Like anything diplomatically sensitive, any shift to U.S.-owned support contractors would need to be deftly handled. If foreign partners who are already in place are too abruptly pushed aside, the resulting economic disruption and ill feelings can echo on for years. In Greenland this week, U.S. negotiators did damage control over a long-awarded support contract, assuaging hurt feelings by committing to hand a future Thule Air Base support contract to a locally owned, non-U.S. support contractor. The diplomatic maneuvering stemmed from events six years ago, when an American-owned and operated contractor won support work at this critical Arctic base. An irked Greenland has been fighting to get the support work back to the locals ever since.

Contracting Is Part Of The Battle:

A renewed focus on resiliency does not mean that all military logistics support should go to U.S. contractors. When operating forward, the U.S. military never has gone without some sort of reliance upon foreign or host-nation logistical support. Ever since the Korean War, when the United States used enormous numbers of foreign stevedores to offload military material in Pacific ports, the U.S. has relied upon foreign services and logistical support, particularly for surge and transient activities. This will always be the case. 
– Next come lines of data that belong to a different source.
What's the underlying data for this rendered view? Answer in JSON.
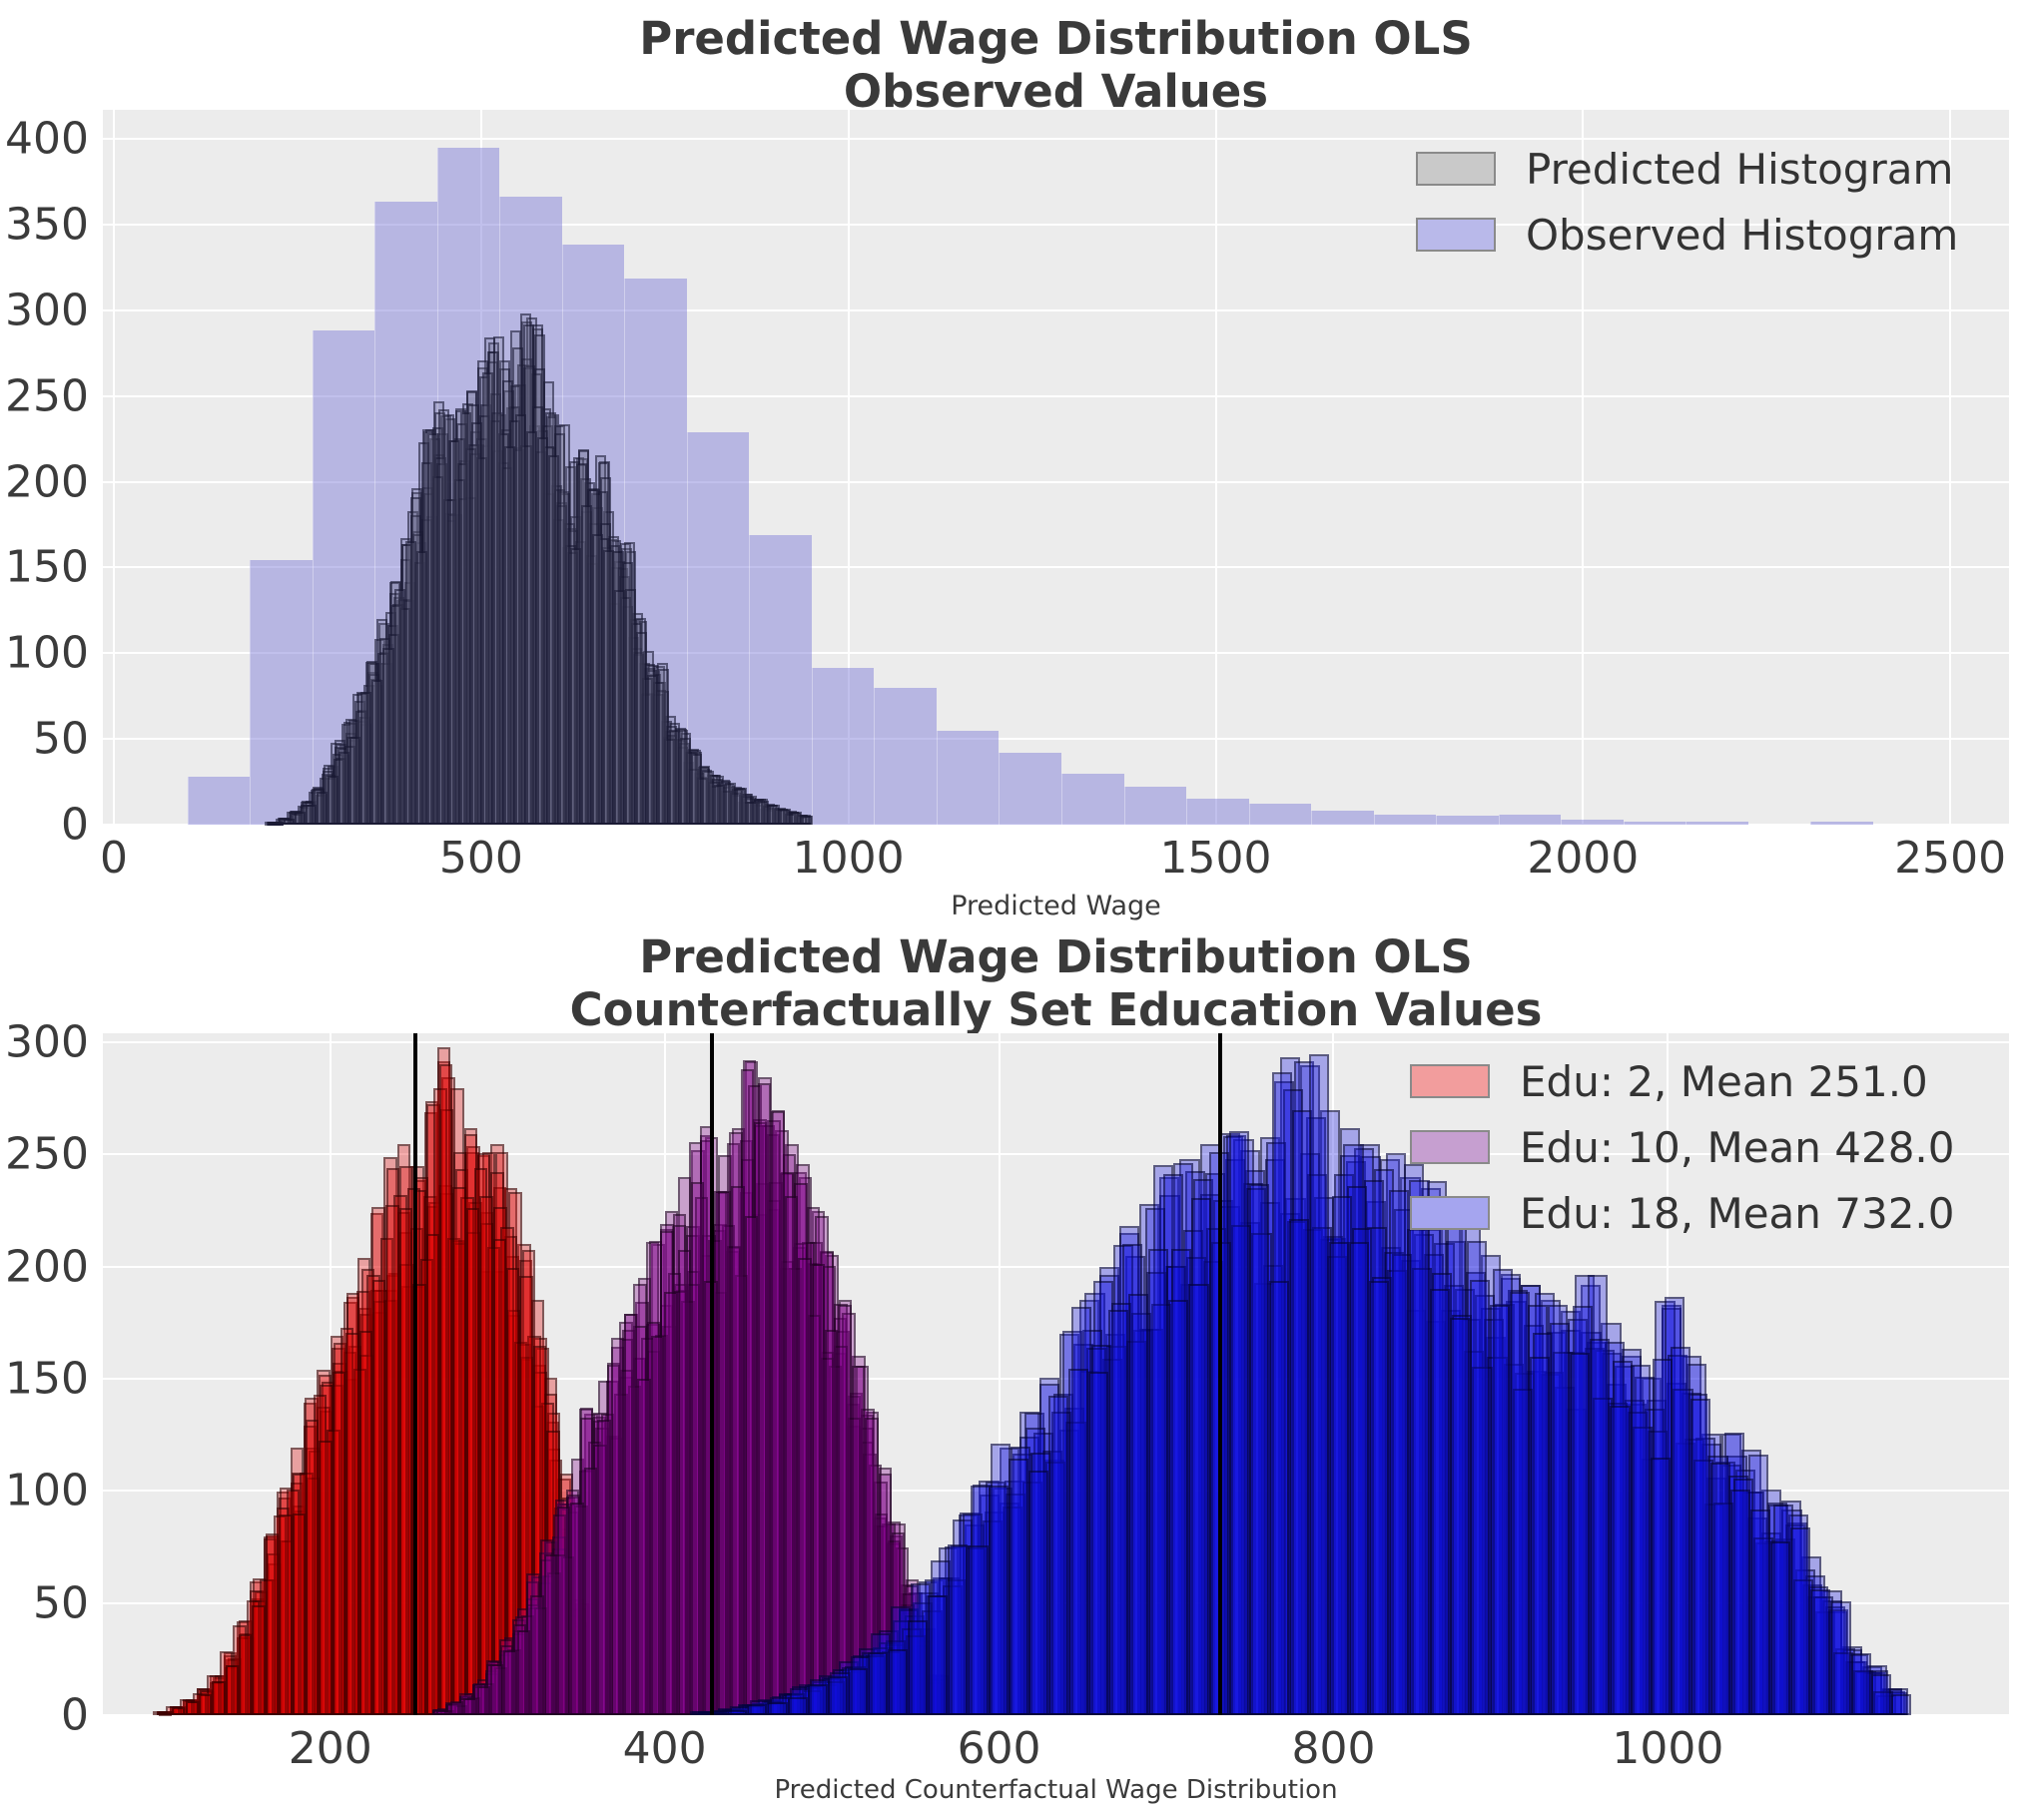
{
  "figure": {
    "background": "#ffffff",
    "plot_background": "#ececec",
    "grid_color": "#ffffff",
    "text_color": "#3b3b3b"
  },
  "chart_data": [
    {
      "type": "bar",
      "subtype": "overlaid-histograms",
      "title_line1": "Predicted Wage Distribution OLS",
      "title_line2": "Observed Values",
      "xlabel": "Predicted Wage",
      "ylabel": "",
      "xticks": [
        0,
        500,
        1000,
        1500,
        2000,
        2500
      ],
      "yticks": [
        0,
        50,
        100,
        150,
        200,
        250,
        300,
        350,
        400
      ],
      "xlim": [
        -15,
        2580
      ],
      "ylim": [
        0,
        417
      ],
      "grid": true,
      "legend_position": "upper right",
      "legend": {
        "entries": [
          {
            "label": "Predicted Histogram",
            "swatch": "#c9c9c9"
          },
          {
            "label": "Observed Histogram",
            "swatch": "#b9b9ea"
          }
        ]
      },
      "series": [
        {
          "name": "Observed Histogram",
          "bin_start": 100,
          "bin_width": 85,
          "fill": "rgba(125,123,215,0.48)",
          "edge": "none",
          "overlay_runs": 1,
          "heights": [
            28,
            155,
            290,
            365,
            397,
            368,
            340,
            320,
            230,
            170,
            92,
            80,
            55,
            42,
            30,
            22,
            15,
            12,
            8,
            6,
            5,
            6,
            3,
            2,
            2,
            1,
            2
          ]
        },
        {
          "name": "Predicted Histogram",
          "bin_start": 210,
          "bin_width": 15,
          "fill": "rgba(100,100,128,0.22)",
          "edge": "rgba(10,10,35,0.5)",
          "overlay_runs": 10,
          "heights": [
            2,
            4,
            8,
            14,
            22,
            35,
            50,
            62,
            78,
            95,
            118,
            142,
            168,
            195,
            232,
            248,
            238,
            244,
            254,
            268,
            283,
            272,
            290,
            295,
            291,
            260,
            234,
            210,
            215,
            197,
            213,
            167,
            162,
            124,
            102,
            93,
            64,
            56,
            44,
            34,
            29,
            26,
            22,
            18,
            15,
            12,
            10,
            8,
            6
          ]
        }
      ]
    },
    {
      "type": "bar",
      "subtype": "overlaid-histograms",
      "title_line1": "Predicted Wage Distribution OLS",
      "title_line2": "Counterfactually Set Education Values",
      "xlabel": "Predicted Counterfactual Wage Distribution",
      "ylabel": "",
      "xticks": [
        200,
        400,
        600,
        800,
        1000
      ],
      "yticks": [
        0,
        50,
        100,
        150,
        200,
        250,
        300
      ],
      "xlim": [
        64,
        1204
      ],
      "ylim": [
        0,
        304
      ],
      "grid": true,
      "legend_position": "upper right",
      "legend": {
        "entries": [
          {
            "label": "Edu: 2, Mean 251.0",
            "swatch": "#f29d9d"
          },
          {
            "label": "Edu: 10, Mean 428.0",
            "swatch": "#c69fd0"
          },
          {
            "label": "Edu: 18, Mean 732.0",
            "swatch": "#a5a5ef"
          }
        ]
      },
      "mean_lines": [
        251.0,
        428.0,
        732.0
      ],
      "series": [
        {
          "name": "Edu: 2",
          "mean": 251.0,
          "bin_start": 96,
          "bin_width": 8,
          "fill": "rgba(225,0,0,0.32)",
          "edge": "rgba(0,0,0,0.45)",
          "overlay_runs": 8,
          "heights": [
            2,
            4,
            7,
            12,
            18,
            28,
            42,
            60,
            80,
            100,
            120,
            140,
            155,
            170,
            185,
            205,
            225,
            250,
            256,
            246,
            270,
            293,
            281,
            263,
            251,
            256,
            236,
            211,
            186,
            151,
            106,
            52
          ]
        },
        {
          "name": "Edu: 10",
          "mean": 428.0,
          "bin_start": 264,
          "bin_width": 8,
          "fill": "rgba(128,0,138,0.32)",
          "edge": "rgba(0,0,0,0.45)",
          "overlay_runs": 8,
          "heights": [
            3,
            6,
            10,
            16,
            24,
            35,
            48,
            62,
            78,
            95,
            115,
            135,
            150,
            165,
            180,
            196,
            211,
            226,
            241,
            253,
            259,
            251,
            263,
            293,
            286,
            271,
            256,
            241,
            226,
            206,
            186,
            161,
            136,
            111,
            86,
            61,
            39,
            18
          ]
        },
        {
          "name": "Edu: 18",
          "mean": 732.0,
          "bin_start": 420,
          "bin_width": 12,
          "fill": "rgba(15,15,225,0.32)",
          "edge": "rgba(0,0,0,0.45)",
          "overlay_runs": 8,
          "heights": [
            2,
            3,
            5,
            7,
            10,
            14,
            18,
            24,
            30,
            38,
            48,
            60,
            75,
            90,
            105,
            120,
            136,
            151,
            171,
            186,
            201,
            216,
            229,
            241,
            249,
            256,
            261,
            253,
            259,
            295,
            291,
            271,
            263,
            256,
            249,
            241,
            236,
            229,
            219,
            206,
            196,
            193,
            186,
            181,
            193,
            176,
            161,
            151,
            184,
            161,
            126,
            126,
            119,
            101,
            96,
            71,
            56,
            31,
            22,
            12
          ]
        }
      ]
    }
  ]
}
But as China enters the picture, and starts to develop overseas outposts, strong and creative management of America’s portfolio of overseas logistics and support contracts will prove critical. It is a real—and often neglected—front in the emerging competition between the “Great Powers”. Even in things as mundane as support contracting, the U.S. government will be competing for local support. Host-nation contracts pose a perfect way to differentiate between the two very different countries—with victories and defeats having wide ranging and potentially tough consequences. Contracting decisions will need to be vetted by the interagency, and scrutinized at a level the cost-conscious, back-office-hating Pentagon may not like.

Time is short. With tensions increasing throughout the globe, the United States is obligated to take a more active role in hardening the globe-spanning military supply chain. If not, America’s military risks being marooned, without logistical support, as former friends and suppliers prove fickle.